1986–87 Moroccan Throne Cup

Tournament details
- Country: Morocco

Final positions
- Champions: Kawkab Marrakech

= 1986–87 Moroccan Throne Cup =

The 1986–87 season of the Moroccan Throne Cup was the 31st edition of the competition.

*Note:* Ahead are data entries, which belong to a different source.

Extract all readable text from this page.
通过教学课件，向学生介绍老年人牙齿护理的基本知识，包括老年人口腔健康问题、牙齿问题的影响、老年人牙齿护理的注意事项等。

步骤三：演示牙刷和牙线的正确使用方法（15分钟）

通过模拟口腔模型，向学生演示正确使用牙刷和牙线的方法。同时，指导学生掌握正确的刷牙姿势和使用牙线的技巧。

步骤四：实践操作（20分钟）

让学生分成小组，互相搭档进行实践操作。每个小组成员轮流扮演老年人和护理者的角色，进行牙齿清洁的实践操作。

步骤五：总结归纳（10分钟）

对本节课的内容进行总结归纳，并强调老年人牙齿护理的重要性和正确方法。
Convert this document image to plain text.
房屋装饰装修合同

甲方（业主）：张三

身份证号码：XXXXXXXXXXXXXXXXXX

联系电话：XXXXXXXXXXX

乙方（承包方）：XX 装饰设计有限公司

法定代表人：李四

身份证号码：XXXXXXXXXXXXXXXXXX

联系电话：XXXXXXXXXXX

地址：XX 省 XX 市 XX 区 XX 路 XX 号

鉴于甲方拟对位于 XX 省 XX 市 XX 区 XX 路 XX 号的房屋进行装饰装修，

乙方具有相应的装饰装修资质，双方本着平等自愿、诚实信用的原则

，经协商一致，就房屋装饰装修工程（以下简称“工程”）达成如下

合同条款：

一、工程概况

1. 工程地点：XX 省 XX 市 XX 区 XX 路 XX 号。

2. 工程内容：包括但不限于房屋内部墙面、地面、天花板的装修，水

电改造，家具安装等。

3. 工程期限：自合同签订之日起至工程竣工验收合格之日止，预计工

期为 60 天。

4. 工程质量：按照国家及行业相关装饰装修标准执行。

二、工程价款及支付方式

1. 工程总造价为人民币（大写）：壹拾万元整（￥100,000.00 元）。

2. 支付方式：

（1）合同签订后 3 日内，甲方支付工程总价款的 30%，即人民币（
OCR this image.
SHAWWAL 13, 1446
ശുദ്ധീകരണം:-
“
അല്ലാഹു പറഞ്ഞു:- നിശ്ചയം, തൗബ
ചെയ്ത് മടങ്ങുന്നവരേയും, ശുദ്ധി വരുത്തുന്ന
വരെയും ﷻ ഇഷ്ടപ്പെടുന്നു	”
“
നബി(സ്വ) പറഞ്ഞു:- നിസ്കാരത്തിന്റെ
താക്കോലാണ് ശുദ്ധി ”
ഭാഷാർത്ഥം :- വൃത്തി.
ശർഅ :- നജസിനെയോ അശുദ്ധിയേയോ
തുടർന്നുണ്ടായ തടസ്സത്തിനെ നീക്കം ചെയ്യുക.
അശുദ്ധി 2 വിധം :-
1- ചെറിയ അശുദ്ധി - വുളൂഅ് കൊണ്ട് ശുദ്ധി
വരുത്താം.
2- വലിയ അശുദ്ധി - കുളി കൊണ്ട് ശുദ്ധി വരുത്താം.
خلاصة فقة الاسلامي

Kawkab Marrakech won the cup, beating Renaissance de Berkane 4–0 in the final, played at the Stade Mohamed V in Casablanca. Kawkab Marrakech won the competition for the fourth time in their history.

== Tournament ==
=== Last 16 ===

| Team 1 | Team 2 | Result |
|---|---|---|
| Union de Touarga | Mouloudia Club d'Oujda | 1–2 |
| Rachad Bernoussi | Renaissance de Berkane | 2–3 |
| Hilal de Nador | Union de Sidi Kacem | 3–4 |
| US Musulmane d'Oujda | Fath Union Sport | 3–1 |
| ASFA | FAR de Rabat | 0–2 |
| Chabab Mohammédia | Raja de Beni Mellal | 3–0 |
| Renaissance de Settat | AS Salé | 1–0 |
| Kawkab Marrakech | Hassania d'Agadir | 3–0 |

=== Quarter-finals ===

| Team 1 | Team 2 | Result |
|---|---|---|
| US Musulmane d'Oujda | Union de Sidi Kacem | 1–0 |
| Chabab Mohammédia | FAR de Rabat | 0–1 |
| Renaissance de Settat | Renaissance de Berkane | 0–3 |
| Kawkab Marrakech | Mouloudia Club d'Oujda | 1–0 |

=== Semi-finals ===

| Team 1 | Team 2 | Result |
|---|---|---|
| US Musulmane d'Oujda | Renaissance de Berkane | 1–2 |
| Kawkab Marrakech | FAR de Rabat | 0–0 8–7 (pens) |

=== Final ===
The final featured the two winning semi-finalists, Kawkab Marrakech and Renaissance de Berkane, on 7 September 1987 at the Stade Mohamed V in Casablanca.